The dealers excuse that the plow blocking the air flow is BS... you bought the truck and paid extra for the plow prep package what did they expect you do do plow with a screen door??? It just surprises me what dealers come up with when they do not want to fix the problem.

I brought my truck in when it was over heating. they called up 1 hour later an said the truck was all set. I asked what they did... they said nothing, the truck was fine and blamed it on the plow. I located the TSB on the clutch fan (mine does not have electric) and brought it to them them bulletin, and told them to replace the clutch like it stated... problem solved. Sometimes you have to force them to correct the problem.

I moved my plow last month on a 90+ degree day you know what... the truck never overheated even driving 5 miles on a strip of highway doing 65.

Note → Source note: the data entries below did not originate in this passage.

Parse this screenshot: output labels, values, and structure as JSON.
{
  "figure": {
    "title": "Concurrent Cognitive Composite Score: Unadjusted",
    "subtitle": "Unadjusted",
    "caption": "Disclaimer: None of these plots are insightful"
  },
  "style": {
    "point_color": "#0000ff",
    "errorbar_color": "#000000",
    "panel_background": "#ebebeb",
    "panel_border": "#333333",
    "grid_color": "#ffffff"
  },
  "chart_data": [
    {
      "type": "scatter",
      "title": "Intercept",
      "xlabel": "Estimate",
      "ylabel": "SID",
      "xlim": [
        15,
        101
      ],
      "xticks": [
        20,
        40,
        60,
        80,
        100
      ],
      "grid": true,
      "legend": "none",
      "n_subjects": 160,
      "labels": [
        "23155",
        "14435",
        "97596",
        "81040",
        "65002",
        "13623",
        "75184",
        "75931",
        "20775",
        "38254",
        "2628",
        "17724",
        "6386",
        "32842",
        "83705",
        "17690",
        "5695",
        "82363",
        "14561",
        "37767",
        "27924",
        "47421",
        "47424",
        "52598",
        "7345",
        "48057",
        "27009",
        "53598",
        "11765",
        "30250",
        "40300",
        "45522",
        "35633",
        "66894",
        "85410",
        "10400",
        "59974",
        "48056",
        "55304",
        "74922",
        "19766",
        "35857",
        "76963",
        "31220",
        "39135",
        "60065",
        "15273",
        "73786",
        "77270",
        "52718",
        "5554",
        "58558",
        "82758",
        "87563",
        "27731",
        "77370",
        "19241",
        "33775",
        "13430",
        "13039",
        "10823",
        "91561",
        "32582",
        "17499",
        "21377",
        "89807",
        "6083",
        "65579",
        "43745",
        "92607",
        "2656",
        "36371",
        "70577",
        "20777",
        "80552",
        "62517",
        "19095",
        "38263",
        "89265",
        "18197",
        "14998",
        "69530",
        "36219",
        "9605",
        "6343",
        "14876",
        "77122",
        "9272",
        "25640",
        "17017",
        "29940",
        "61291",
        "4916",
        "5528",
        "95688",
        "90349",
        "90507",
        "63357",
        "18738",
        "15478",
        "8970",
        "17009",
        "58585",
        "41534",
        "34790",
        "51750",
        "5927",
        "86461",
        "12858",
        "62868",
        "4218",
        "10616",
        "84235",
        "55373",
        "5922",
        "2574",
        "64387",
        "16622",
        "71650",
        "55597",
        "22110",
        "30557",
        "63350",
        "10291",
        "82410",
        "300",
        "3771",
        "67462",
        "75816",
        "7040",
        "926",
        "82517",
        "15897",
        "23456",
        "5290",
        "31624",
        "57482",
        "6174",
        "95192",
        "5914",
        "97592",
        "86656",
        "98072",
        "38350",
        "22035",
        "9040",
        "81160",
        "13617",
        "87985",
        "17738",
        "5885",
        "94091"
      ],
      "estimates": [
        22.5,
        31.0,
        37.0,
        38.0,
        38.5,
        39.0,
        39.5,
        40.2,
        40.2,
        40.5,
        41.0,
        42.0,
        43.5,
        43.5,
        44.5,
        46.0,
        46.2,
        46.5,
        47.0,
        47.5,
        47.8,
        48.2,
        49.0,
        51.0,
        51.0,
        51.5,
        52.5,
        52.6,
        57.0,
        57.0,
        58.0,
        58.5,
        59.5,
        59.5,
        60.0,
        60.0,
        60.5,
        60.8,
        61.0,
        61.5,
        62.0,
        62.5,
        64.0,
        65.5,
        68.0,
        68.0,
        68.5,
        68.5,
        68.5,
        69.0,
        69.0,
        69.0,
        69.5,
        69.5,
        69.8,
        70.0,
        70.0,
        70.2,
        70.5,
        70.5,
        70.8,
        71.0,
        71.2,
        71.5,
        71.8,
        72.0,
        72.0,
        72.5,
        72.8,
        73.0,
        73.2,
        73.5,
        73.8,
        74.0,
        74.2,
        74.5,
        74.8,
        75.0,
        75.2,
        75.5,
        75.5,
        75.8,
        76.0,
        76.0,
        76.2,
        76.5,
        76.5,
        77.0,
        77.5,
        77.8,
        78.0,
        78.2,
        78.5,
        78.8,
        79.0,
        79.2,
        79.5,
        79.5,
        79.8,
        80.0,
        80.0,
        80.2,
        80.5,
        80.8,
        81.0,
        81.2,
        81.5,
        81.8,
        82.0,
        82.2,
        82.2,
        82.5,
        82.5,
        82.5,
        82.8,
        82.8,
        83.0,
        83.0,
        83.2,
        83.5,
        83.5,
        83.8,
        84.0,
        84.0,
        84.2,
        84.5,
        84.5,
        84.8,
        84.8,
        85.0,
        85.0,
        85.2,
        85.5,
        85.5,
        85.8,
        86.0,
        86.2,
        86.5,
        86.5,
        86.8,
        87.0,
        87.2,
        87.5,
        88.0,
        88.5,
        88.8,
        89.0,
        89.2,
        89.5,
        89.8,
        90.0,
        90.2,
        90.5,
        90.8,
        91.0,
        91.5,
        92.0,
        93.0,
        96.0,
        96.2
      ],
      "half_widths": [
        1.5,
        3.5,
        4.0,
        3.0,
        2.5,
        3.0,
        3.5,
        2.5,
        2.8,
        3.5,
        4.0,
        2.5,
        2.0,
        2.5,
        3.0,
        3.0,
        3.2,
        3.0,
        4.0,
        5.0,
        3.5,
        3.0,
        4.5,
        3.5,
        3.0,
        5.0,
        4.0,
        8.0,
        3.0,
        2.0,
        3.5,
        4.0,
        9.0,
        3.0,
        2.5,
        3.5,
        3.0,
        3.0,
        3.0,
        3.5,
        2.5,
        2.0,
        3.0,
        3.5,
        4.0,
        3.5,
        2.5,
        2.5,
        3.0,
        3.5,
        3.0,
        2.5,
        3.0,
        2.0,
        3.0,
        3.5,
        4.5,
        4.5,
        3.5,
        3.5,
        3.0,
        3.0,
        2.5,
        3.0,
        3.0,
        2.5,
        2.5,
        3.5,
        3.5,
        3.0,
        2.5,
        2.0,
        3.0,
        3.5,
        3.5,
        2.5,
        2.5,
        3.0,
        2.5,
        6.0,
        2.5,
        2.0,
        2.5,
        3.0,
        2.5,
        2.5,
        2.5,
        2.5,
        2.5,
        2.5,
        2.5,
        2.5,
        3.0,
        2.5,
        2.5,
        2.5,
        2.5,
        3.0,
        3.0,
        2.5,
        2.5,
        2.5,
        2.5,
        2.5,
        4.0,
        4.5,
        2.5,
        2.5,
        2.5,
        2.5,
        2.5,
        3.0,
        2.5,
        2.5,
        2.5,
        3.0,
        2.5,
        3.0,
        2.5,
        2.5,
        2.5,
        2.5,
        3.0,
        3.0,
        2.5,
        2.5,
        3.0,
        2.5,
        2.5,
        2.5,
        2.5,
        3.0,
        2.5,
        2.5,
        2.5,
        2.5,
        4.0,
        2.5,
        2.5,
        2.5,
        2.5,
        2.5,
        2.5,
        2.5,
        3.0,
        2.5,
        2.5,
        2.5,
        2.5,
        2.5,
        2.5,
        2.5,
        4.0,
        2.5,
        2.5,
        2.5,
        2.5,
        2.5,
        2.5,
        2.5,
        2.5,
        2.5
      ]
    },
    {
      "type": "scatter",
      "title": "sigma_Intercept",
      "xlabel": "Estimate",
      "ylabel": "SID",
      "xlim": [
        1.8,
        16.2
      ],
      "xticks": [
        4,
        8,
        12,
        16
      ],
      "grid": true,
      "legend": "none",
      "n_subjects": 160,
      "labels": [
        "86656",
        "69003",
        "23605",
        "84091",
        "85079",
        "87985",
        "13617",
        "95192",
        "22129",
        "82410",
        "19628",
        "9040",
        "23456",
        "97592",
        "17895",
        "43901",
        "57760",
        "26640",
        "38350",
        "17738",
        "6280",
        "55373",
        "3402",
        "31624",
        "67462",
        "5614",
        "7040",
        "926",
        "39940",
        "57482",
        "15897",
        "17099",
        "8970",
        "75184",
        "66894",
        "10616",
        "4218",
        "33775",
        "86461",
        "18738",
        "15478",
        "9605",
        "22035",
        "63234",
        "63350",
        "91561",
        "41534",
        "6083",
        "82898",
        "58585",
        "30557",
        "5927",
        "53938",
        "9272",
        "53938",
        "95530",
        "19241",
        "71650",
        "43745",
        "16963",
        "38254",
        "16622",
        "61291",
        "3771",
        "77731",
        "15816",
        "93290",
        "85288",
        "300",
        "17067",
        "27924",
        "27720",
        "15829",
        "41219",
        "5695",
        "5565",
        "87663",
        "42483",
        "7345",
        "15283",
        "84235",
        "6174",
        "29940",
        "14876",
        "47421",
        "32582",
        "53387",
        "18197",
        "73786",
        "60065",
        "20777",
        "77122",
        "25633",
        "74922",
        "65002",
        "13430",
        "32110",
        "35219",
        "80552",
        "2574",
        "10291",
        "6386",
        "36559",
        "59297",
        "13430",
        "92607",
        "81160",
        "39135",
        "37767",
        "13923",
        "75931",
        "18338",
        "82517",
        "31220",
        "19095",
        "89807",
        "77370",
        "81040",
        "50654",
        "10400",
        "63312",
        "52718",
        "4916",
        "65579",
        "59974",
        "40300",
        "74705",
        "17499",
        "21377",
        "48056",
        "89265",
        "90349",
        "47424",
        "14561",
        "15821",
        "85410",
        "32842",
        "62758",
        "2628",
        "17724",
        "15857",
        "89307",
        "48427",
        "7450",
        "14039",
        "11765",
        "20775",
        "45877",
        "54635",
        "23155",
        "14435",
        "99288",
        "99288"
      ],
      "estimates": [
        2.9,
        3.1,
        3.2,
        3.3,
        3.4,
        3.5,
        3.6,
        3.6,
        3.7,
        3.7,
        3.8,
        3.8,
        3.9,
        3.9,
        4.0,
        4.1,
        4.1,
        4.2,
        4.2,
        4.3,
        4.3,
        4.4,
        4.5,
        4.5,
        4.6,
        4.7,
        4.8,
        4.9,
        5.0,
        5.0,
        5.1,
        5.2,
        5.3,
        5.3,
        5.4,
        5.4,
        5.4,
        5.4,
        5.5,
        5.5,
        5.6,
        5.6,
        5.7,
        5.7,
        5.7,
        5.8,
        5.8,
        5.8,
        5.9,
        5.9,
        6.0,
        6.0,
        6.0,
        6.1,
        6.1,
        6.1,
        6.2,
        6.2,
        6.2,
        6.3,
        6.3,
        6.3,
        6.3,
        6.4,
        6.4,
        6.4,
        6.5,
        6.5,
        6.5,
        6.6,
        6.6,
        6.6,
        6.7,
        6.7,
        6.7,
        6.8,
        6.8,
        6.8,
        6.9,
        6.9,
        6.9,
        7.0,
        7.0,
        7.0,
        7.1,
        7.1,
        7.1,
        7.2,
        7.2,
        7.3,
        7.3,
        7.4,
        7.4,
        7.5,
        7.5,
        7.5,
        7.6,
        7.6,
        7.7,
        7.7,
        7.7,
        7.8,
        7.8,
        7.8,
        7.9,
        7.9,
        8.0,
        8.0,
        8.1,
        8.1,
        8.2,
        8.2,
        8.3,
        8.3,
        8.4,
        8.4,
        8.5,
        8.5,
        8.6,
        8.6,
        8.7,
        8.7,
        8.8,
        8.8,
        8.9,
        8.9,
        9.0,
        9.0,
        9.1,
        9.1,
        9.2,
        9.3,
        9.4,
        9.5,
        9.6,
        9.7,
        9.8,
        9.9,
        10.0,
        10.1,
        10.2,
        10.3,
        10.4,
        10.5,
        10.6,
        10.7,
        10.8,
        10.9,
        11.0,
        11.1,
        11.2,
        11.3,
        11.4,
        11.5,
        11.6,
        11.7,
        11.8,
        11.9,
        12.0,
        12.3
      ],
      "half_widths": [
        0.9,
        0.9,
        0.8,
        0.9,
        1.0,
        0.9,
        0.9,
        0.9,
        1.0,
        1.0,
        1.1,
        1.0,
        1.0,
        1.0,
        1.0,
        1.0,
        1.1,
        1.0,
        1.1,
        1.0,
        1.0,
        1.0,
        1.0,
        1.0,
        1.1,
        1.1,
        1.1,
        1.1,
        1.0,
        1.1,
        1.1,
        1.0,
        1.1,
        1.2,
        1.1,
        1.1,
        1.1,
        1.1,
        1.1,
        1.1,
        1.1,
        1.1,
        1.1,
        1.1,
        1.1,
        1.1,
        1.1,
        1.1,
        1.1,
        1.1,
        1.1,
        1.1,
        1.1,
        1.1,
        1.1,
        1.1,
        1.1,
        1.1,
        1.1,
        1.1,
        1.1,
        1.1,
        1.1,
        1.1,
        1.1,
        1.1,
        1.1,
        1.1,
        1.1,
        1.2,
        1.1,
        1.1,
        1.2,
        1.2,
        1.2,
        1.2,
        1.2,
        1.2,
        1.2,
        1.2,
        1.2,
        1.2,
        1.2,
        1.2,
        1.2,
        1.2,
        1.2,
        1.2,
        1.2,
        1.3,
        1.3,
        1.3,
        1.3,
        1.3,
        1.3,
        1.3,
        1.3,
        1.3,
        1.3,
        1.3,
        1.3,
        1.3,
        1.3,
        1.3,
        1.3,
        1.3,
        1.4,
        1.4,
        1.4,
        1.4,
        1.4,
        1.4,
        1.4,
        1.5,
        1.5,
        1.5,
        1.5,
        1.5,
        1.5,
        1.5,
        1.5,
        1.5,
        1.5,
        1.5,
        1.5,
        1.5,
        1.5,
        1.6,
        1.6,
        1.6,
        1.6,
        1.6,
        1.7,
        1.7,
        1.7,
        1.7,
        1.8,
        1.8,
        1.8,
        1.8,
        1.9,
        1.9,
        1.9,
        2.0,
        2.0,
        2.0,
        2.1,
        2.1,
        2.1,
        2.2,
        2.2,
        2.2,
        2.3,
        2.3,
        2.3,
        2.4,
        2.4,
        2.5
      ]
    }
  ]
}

Good luck and let us know what they do to fix the problem so others with is can get it fixed.


----------



## gino (Jul 30, 2005)

Well Well Well. I spoke to my Chevy dealer today and guess what! The 2005 2500hd has a bulletin out and there is a fix for the overheating problem. They have come out with a bigger electric fan blade for cooling. The truck is going in on Thursday. Thanks for the support. I really appreciate it! This site is awesome! Thanks again buddy! PS. I had to get to the service manager at the dealer to get an answer. He didn't know about it until I called and made him research it! Oh yea, 1 more thing. The dealer told me that the cooling fan doesnt even engage until the motor reaches 230 degrees. That seems a little hot to me. Would 215 or 220 be better? I guess I'll just leave it up to those geniouses who cant even set up a proper colling system after 5 years of trials.
g


----------